Separately, one of the DDoS servers was mysteriously wiped shortly before last month’s release, prompting them to upload the files “sooner, rather than later, to nullify attempts to censor it.” 

There is no evidence to suggest who was behind the wipe, but Best said it gave the group an “incentive to not wait.”

Is this leak connected to the DNC dump, via WikiLeaks?

An important distinction for DDoS is that the Kremlin leaks are not revenge for the 2016 DNC and John Podesta email dump, which prompted the US to accuse of Russia of interfering with its electoral process. 

Best concedes, saying it may “add a layer of irony” to the emails, but maintains that this wasn’t their motive.

Is all the information new?

Most of the leaks have been available on the dark web for some time.

Despite this, Dobrokhotov estimates at least a dozen investigations were completed on the Presidential Administration hacks alone.

There have been relatively few conducted by English-language media, however.

He says the leak would be “super-interesting for Western media”, adding that there are better resources now for probing the information compared to when the documents were first hacked, explaining that now is “the best time” for investigative journalists.

Greene, of KCL, explained: “In terms of what’s been released – most of it is old enough at this point that the Kremlin will see it as ‘water under the bridge’ – they’re not worried about the fallout of anything that might be revealed.

“But, the Kremlin, in general, has proved fairly Teflon to a lot of revelations over the years.
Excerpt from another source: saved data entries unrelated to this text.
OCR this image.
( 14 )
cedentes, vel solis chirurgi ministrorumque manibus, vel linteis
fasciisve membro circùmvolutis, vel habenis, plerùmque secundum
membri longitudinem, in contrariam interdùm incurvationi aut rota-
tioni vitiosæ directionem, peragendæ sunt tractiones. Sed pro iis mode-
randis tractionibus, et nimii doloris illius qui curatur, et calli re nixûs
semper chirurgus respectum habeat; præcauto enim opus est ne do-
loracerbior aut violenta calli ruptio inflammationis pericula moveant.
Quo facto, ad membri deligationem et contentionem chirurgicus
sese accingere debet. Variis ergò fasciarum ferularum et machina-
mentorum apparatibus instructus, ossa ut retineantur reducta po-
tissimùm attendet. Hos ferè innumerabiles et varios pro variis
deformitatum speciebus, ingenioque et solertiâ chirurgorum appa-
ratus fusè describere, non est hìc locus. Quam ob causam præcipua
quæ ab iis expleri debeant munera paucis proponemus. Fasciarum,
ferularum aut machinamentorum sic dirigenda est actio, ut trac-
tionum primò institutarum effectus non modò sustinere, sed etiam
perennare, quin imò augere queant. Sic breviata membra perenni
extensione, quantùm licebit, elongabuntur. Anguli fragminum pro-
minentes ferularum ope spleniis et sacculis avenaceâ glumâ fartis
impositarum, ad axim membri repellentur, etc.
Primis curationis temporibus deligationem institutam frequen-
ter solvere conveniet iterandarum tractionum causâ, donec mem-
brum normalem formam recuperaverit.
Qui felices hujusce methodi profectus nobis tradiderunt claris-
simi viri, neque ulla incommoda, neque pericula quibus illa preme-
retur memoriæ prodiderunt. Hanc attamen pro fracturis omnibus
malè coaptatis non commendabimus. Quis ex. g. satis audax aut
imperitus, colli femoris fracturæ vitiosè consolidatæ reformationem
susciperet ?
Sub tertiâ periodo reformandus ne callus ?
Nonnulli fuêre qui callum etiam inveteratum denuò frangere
There are domestic investigators and whistleblowers – people like Alexei Navalny with his anti-corruption investigations that uncover tremendous amounts of wrongdoing and it never really has any consequence for anybody in power. They’re not necessarily inclined to be worried about revelations.”

What does the leak reveal about Russia?

Chatham House Academy Fellow Anna Korbut, a former journalist from Ukraine, said Western observers could learn from the leaks how Russian “active measures” – the opaque activities of their people and proxies – have created a paradigm shift in terms of how states act beyond their borders.

By analysing the leaks, observers could understand “a problem they used to hardly notice or think of as very regional and very isolated to Ukraine and between Russia and Ukraine.”

What will happen next? 

It remains unclear, but Russia has punished hackers and cracked down on sharing information before.

Several hackers were detained by the Russian Federal Security Bureau in 2016 at the time of the original leaks. Two later left Russia, while a third – Vladimir Anikeev of Shaltai-Boltai – was jailed for two years in 2017.

More recently, the Russian Ministry of Defence banned its soldiers from using social media.

Dobrokhotov says the government now pays close attention to its cybersecurity, but believes it still has “so many holes” because of “corrupted” Russian institutions.

Korbut thinks that leaks will continue “on both sides” given the increased skill of hackers globally and relatively easy access to digital tools.